Doctors have increasingly less time to connect with patients.

It’s no surprise that Dr. Jones doesn’t bother with things like employee surveys. It’s likely that he just doesn’t have time to do anything not considered essential. Many doctors today don’t get to spend as much time with patients as they’d like, and most spend more time on clerical work than bedside care. While technology has helped advance the medical field in amazing ways, it has also taken some of the human element of healthcare away.

“…The despair I hear comes from being the highest-paid clerical worker in the hospital: For every one hour we spend cumulatively with patients, studies have shown, we spend nearly two hours on our primitive Electronic Health Records, or “E.H.R.s,” and another hour or two during sacred personal time,” writes Abraham Verghese, in the New York Times.

Verghese is an Indian-American physician and educator whose work has also appeared in the New England Journal of Medicine and The Guardian, and who was awarded the National Humanities Medal by President Obama in 2016. Dr. Verghese has made it his mission to address the problems facing the medical field today, particularly, the growing decline in personal connection and human interaction between doctors and patients.

“In America today, the patient in the hospital bed is just the icon, a placeholder for the real patient who is not in the bed but in the computer. That virtual entity gets all our attention … The living, breathing source of the data and images we juggle, meanwhile, is in the bed and left wondering: Where is everyone? What are they doing? Hello! It’s my body, you know!” writes Verghese.

The healthcare employee experience is in dire straights.

The demands being placed on healthcare workers today are detrimental to their engagement level, which is especially troubling, as people’s lives are literally in their hands. Poor communication between care providers during patient handoffs is responsible for roughly 80 percent of serious medical errors (now the third leading cause of death in the U.S.) and nurses who are disengaged are more likely to describe the quality of care on their unit as fair or poor, and to grade patient safety as poor or failing.
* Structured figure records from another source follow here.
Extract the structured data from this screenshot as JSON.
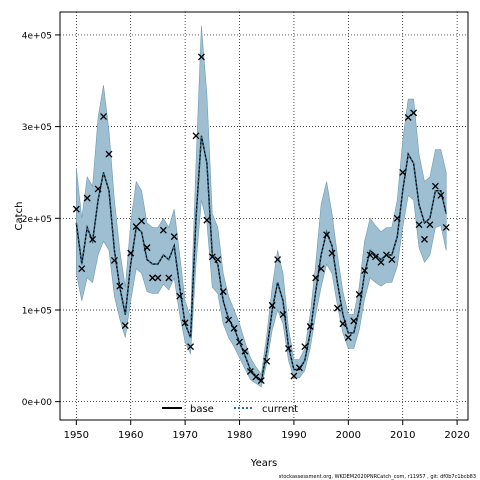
{
  "chart_data": {
    "type": "line",
    "xlabel": "Years",
    "ylabel": "Catch",
    "xlim": [
      1947,
      2022
    ],
    "ylim": [
      -20000,
      425000
    ],
    "x_ticks": [
      1950,
      1960,
      1970,
      1980,
      1990,
      2000,
      2010,
      2020
    ],
    "x_tick_labels": [
      "1950",
      "1960",
      "1970",
      "1980",
      "1990",
      "2000",
      "2010",
      "2020"
    ],
    "y_ticks": [
      0,
      100000,
      200000,
      300000,
      400000
    ],
    "y_tick_labels": [
      "0e+00",
      "1e+05",
      "2e+05",
      "3e+05",
      "4e+05"
    ],
    "grid": true,
    "legend_position": "bottom-center",
    "caption": "stockassessment.org, WKDEM2020PNRCatch_com, r11957 , git: df0b7c1bcb83",
    "colors": {
      "band": "#9dbfd1",
      "band_edge": "#6f9ab2",
      "current": "#2b6f95",
      "base": "#000000"
    },
    "years": [
      1950,
      1951,
      1952,
      1953,
      1954,
      1955,
      1956,
      1957,
      1958,
      1959,
      1960,
      1961,
      1962,
      1963,
      1964,
      1965,
      1966,
      1967,
      1968,
      1969,
      1970,
      1971,
      1972,
      1973,
      1974,
      1975,
      1976,
      1977,
      1978,
      1979,
      1980,
      1981,
      1982,
      1983,
      1984,
      1985,
      1986,
      1987,
      1988,
      1989,
      1990,
      1991,
      1992,
      1993,
      1994,
      1995,
      1996,
      1997,
      1998,
      1999,
      2000,
      2001,
      2002,
      2003,
      2004,
      2005,
      2006,
      2007,
      2008,
      2009,
      2010,
      2011,
      2012,
      2013,
      2014,
      2015,
      2016,
      2017,
      2018
    ],
    "series": [
      {
        "name": "base",
        "values": [
          195000,
          150000,
          190000,
          175000,
          220000,
          250000,
          230000,
          165000,
          125000,
          95000,
          150000,
          190000,
          185000,
          155000,
          150000,
          150000,
          160000,
          155000,
          170000,
          125000,
          85000,
          70000,
          200000,
          290000,
          260000,
          160000,
          150000,
          110000,
          90000,
          80000,
          65000,
          50000,
          35000,
          28000,
          22000,
          55000,
          100000,
          130000,
          110000,
          60000,
          35000,
          35000,
          45000,
          75000,
          120000,
          160000,
          185000,
          170000,
          130000,
          95000,
          75000,
          75000,
          100000,
          140000,
          165000,
          160000,
          155000,
          160000,
          160000,
          180000,
          230000,
          270000,
          260000,
          215000,
          195000,
          200000,
          230000,
          230000,
          205000
        ]
      },
      {
        "name": "current",
        "values": [
          195000,
          150000,
          190000,
          175000,
          220000,
          250000,
          230000,
          165000,
          125000,
          95000,
          150000,
          190000,
          185000,
          155000,
          150000,
          150000,
          160000,
          155000,
          170000,
          125000,
          85000,
          70000,
          200000,
          290000,
          260000,
          160000,
          150000,
          110000,
          90000,
          80000,
          65000,
          50000,
          35000,
          28000,
          22000,
          55000,
          100000,
          130000,
          110000,
          60000,
          35000,
          35000,
          45000,
          75000,
          120000,
          160000,
          185000,
          170000,
          130000,
          95000,
          75000,
          75000,
          100000,
          140000,
          165000,
          160000,
          155000,
          160000,
          160000,
          180000,
          230000,
          270000,
          260000,
          215000,
          195000,
          200000,
          230000,
          230000,
          205000
        ]
      }
    ],
    "band_low": [
      140000,
      110000,
      135000,
      130000,
      160000,
      175000,
      165000,
      115000,
      90000,
      70000,
      110000,
      145000,
      140000,
      120000,
      118000,
      118000,
      128000,
      122000,
      135000,
      95000,
      65000,
      52000,
      150000,
      220000,
      195000,
      125000,
      118000,
      85000,
      70000,
      60000,
      48000,
      36000,
      24000,
      20000,
      16000,
      42000,
      78000,
      100000,
      85000,
      45000,
      26000,
      26000,
      34000,
      58000,
      95000,
      125000,
      150000,
      140000,
      105000,
      75000,
      58000,
      58000,
      78000,
      112000,
      135000,
      130000,
      126000,
      130000,
      130000,
      148000,
      190000,
      225000,
      220000,
      168000,
      152000,
      160000,
      190000,
      192000,
      165000
    ],
    "band_high": [
      255000,
      200000,
      245000,
      235000,
      310000,
      345000,
      295000,
      220000,
      165000,
      125000,
      195000,
      240000,
      230000,
      195000,
      190000,
      190000,
      200000,
      190000,
      210000,
      160000,
      110000,
      92000,
      260000,
      410000,
      335000,
      205000,
      190000,
      140000,
      115000,
      100000,
      85000,
      65000,
      48000,
      38000,
      30000,
      72000,
      125000,
      165000,
      140000,
      80000,
      46000,
      46000,
      58000,
      95000,
      150000,
      215000,
      240000,
      205000,
      160000,
      120000,
      95000,
      95000,
      125000,
      175000,
      200000,
      192000,
      185000,
      190000,
      190000,
      220000,
      285000,
      330000,
      330000,
      270000,
      240000,
      245000,
      275000,
      275000,
      250000
    ],
    "observed_x": [
      1950,
      1951,
      1952,
      1953,
      1954,
      1955,
      1956,
      1957,
      1958,
      1959,
      1960,
      1961,
      1962,
      1963,
      1964,
      1965,
      1966,
      1967,
      1968,
      1969,
      1970,
      1971,
      1972,
      1973,
      1974,
      1975,
      1976,
      1977,
      1978,
      1979,
      1980,
      1981,
      1982,
      1983,
      1984,
      1985,
      1986,
      1987,
      1988,
      1989,
      1990,
      1991,
      1992,
      1993,
      1994,
      1995,
      1996,
      1997,
      1998,
      1999,
      2000,
      2001,
      2002,
      2003,
      2004,
      2005,
      2006,
      2007,
      2008,
      2009,
      2010,
      2011,
      2012,
      2013,
      2014,
      2015,
      2016,
      2017,
      2018
    ],
    "observed_y": [
      210000,
      145000,
      222000,
      177000,
      232000,
      311000,
      270000,
      154000,
      126000,
      83000,
      162000,
      191000,
      197000,
      168000,
      135000,
      135000,
      187000,
      135000,
      180000,
      115000,
      86000,
      60000,
      290000,
      376000,
      198000,
      158000,
      155000,
      120000,
      89000,
      80000,
      65000,
      55000,
      33000,
      27000,
      23000,
      44000,
      105000,
      155000,
      95000,
      58000,
      28000,
      37000,
      60000,
      82000,
      135000,
      145000,
      182000,
      162000,
      102000,
      85000,
      70000,
      88000,
      117000,
      143000,
      160000,
      158000,
      152000,
      160000,
      155000,
      200000,
      250000,
      310000,
      315000,
      193000,
      177000,
      193000,
      235000,
      225000,
      190000
    ]
  },
  "legend": {
    "base_label": "base",
    "current_label": "current"
  }
}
Having disengaged employees is also extremely costly to healthcare providers. Because of the burnout they’re experiencing, many physicians are leaving their practices or the medical field altogether. “My colleague at Stanford, Tait Shanafelt, a hematologist and oncologist who specializes in the well-being of physicians, is Stanford Medicine’s first chief wellness officer. His studies suggest that burnout is one of the largest predictors of physician attrition from the workforce. The total cost of recruiting a physician can be nearly $90,000, but the lost revenue per physician who leaves is between $500,000 and $1 million, even more in high-paying specialties,” writes Verghese.

There is hope for a more engaged healthcare field.

As the issue of burnout in the medical field is more widely discussed—thanks to advocates like Verghese—more providers are taking note and looking for ways to affect change. Part of that change must include listening to the doctors, nurses, therapists, and staff who have poured their hearts and souls into the medical profession. There’s a reason they chose the career they did, and it likely wasn’t so they could input data into a computer.

Research shows that organizations with more engaged medical professionals have less turnover, provide higher quality patient care, and have fewer safety incidents. Finding the pain points and blockers that exist in healthcare organizations can help leaders better understand how to revamp processes and enable more time for personalized patient care. And the more time healthcare workers are able to spend on activities that give them purpose—like sitting and talking with their patients—the more engaged they’ll be.